Aviation groups are warning that the FAA’s recent policy statement facilitating a path for non-equipped aircraft to fly in ADS-B Out airspace beginning next year should not be considered a substitute for equipage. The FAA on April 1 released the policy statement outlining the possibility for obtaining authorized deviations for certain non-equipped flights in ADS-B Out airspace after the Jan. 1, 2020, deadline for ADS-B Out installation.

“These per-operation authorizations are not intended to support routine operations of non-equipped aircraft in airspace covered by the rule,” the agency had said in releasing the policy. Under the policy operators of non-equipped aircraft must request authorization at least one hour before their proposed flight and warned such authorization might not be available, depending on the circumstances.

“The policy is very clear: these per-flight authorizations should absolutely not be viewed as a backup option to ADS-B or justification for not equipping,” said Heidi Williams, NBAA director of air traffic services and infrastructure. “Such authorizations are primarily intended for operators awaiting their scheduled ADS-B installation past the Jan. 1, 2020, deadline, or for pilots who infrequently operate in the affected airspace.”

GAMA added that FAA has made it clear that that non-equipped aircraft operating in ADS-B Out airspace without obtaining a preflight authorization will be in violation of the regulations and that the Jan. 1, 2020, deadline stands firm.

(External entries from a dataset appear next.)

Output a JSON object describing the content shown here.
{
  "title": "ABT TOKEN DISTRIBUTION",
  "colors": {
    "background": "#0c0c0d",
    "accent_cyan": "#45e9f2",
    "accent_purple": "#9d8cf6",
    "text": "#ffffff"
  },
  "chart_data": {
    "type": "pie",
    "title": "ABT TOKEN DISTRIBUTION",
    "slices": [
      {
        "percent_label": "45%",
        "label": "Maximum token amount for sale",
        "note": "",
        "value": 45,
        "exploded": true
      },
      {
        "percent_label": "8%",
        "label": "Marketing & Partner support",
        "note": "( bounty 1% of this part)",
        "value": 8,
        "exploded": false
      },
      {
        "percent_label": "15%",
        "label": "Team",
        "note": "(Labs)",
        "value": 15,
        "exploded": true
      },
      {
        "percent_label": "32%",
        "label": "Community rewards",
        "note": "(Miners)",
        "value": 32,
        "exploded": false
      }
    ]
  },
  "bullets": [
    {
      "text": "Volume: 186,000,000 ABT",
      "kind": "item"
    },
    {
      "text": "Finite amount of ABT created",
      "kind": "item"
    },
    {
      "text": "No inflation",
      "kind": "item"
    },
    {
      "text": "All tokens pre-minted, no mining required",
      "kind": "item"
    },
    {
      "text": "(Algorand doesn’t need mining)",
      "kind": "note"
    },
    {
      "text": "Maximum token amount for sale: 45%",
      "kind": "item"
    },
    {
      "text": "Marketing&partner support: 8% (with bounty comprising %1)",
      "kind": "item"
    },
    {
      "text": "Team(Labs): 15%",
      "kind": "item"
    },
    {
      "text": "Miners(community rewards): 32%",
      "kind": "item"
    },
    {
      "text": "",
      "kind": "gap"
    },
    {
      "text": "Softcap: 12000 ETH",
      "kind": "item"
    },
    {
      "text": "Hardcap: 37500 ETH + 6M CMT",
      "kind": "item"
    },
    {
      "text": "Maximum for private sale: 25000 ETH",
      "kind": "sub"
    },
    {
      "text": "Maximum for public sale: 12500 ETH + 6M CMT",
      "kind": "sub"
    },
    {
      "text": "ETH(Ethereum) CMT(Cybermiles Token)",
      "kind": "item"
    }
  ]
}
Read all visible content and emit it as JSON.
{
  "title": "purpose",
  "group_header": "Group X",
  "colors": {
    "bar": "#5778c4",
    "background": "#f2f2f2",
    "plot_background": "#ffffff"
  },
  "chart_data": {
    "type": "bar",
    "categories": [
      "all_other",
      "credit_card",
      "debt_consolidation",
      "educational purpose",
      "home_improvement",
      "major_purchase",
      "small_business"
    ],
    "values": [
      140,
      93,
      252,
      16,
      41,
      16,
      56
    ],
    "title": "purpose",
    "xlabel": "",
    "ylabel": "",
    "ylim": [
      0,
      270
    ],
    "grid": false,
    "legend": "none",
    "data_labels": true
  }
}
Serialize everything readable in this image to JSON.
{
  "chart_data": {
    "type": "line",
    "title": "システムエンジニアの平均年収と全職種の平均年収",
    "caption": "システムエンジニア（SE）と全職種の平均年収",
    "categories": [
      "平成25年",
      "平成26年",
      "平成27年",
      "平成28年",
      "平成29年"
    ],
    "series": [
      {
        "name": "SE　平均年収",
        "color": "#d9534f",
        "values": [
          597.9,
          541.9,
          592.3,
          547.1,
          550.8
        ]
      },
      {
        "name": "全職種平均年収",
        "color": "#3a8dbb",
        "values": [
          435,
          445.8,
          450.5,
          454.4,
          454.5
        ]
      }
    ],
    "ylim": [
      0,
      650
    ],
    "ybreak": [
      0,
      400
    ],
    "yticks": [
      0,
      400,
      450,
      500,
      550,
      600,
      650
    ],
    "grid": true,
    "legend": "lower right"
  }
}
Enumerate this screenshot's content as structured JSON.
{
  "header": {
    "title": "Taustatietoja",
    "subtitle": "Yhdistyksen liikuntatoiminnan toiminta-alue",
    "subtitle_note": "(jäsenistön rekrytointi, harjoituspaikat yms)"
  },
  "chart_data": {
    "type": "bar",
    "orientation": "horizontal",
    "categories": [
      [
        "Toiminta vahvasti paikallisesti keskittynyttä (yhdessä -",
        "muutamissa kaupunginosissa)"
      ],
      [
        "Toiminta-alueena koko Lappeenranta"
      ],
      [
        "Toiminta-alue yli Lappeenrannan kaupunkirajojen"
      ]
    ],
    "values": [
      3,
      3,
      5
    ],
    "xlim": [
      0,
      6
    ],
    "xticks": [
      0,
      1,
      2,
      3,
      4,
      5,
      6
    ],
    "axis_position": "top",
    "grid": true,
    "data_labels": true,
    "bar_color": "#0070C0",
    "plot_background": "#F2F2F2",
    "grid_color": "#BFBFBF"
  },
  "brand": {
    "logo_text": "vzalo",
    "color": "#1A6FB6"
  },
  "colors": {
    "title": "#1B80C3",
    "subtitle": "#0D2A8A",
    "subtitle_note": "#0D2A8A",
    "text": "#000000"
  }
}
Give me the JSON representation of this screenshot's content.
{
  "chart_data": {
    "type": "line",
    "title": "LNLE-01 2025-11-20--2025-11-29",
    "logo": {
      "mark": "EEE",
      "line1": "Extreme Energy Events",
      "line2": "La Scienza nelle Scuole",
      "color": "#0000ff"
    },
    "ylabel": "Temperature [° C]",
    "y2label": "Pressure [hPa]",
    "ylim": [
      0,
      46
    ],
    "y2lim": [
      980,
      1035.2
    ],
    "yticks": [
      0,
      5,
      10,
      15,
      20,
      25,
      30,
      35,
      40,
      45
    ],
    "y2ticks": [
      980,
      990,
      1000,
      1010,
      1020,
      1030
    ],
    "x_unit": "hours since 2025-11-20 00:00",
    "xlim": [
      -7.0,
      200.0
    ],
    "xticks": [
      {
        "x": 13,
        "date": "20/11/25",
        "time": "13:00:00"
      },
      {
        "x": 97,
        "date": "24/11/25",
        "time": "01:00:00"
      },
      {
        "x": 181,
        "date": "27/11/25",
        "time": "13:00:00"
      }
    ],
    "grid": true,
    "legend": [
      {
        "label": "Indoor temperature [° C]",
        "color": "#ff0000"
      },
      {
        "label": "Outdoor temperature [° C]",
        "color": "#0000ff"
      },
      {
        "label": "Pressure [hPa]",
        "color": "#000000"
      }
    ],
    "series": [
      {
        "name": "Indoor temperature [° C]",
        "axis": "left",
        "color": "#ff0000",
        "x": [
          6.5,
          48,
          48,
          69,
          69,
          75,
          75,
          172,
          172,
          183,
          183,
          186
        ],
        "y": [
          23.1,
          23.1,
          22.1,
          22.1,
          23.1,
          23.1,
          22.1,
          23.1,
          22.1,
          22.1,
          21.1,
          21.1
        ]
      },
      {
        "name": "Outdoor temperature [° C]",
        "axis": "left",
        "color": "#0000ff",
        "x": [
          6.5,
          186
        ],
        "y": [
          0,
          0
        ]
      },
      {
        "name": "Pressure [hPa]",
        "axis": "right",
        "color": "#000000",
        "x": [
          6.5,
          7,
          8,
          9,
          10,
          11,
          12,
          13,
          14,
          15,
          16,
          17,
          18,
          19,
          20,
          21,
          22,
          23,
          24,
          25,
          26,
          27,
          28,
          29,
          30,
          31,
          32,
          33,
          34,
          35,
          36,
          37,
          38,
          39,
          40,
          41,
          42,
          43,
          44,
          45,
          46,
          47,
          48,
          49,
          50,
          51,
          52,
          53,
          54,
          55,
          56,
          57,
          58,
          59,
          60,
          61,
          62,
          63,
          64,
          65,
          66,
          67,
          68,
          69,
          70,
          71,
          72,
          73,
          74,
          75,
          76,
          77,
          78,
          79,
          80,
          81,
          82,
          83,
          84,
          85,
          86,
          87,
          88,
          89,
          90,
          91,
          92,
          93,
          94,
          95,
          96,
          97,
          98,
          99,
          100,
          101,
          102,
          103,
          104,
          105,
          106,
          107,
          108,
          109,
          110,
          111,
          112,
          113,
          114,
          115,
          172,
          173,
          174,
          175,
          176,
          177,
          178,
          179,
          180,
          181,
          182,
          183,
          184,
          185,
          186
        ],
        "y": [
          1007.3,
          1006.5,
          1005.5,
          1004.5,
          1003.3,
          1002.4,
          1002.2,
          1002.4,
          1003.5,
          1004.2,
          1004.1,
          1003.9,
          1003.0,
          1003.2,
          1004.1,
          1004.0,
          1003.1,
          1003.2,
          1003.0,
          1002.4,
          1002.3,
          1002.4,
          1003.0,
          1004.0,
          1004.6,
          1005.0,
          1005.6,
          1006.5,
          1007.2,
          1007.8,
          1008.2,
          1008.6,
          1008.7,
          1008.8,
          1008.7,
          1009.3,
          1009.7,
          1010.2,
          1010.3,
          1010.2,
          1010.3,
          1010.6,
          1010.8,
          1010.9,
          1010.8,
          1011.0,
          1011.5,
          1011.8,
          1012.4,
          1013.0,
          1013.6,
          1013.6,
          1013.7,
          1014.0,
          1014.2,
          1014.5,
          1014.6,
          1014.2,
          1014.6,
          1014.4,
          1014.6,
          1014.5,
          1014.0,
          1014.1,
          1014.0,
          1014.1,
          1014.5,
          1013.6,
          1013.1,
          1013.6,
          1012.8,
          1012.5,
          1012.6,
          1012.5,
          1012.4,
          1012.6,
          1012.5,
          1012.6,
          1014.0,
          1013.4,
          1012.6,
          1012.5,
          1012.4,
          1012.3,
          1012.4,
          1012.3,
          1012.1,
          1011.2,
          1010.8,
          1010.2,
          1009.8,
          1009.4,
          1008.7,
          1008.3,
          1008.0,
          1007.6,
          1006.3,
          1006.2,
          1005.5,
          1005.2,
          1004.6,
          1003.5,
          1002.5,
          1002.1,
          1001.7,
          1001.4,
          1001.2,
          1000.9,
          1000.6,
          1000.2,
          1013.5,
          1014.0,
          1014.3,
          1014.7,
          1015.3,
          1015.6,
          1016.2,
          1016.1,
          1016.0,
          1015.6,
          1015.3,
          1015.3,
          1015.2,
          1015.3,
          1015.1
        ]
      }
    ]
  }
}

ADS-B authorizations may particularly be difficult to obtain in Class B airspace surrounding major airports. The agency is expected to develop a website in upcoming months for operators to submit authorization requests, Williams added, saying such authorization will not be available by calling ATC facilities or the FAA directly.

“The majority of the FAA’s guidance speaks to scheduled operators, but it also applies to Part 135 and Part 91,” she added. “The FAA’s message remains the same as before: if you plan to routinely fly in this airspace, you’d better plan to have ADS-B.”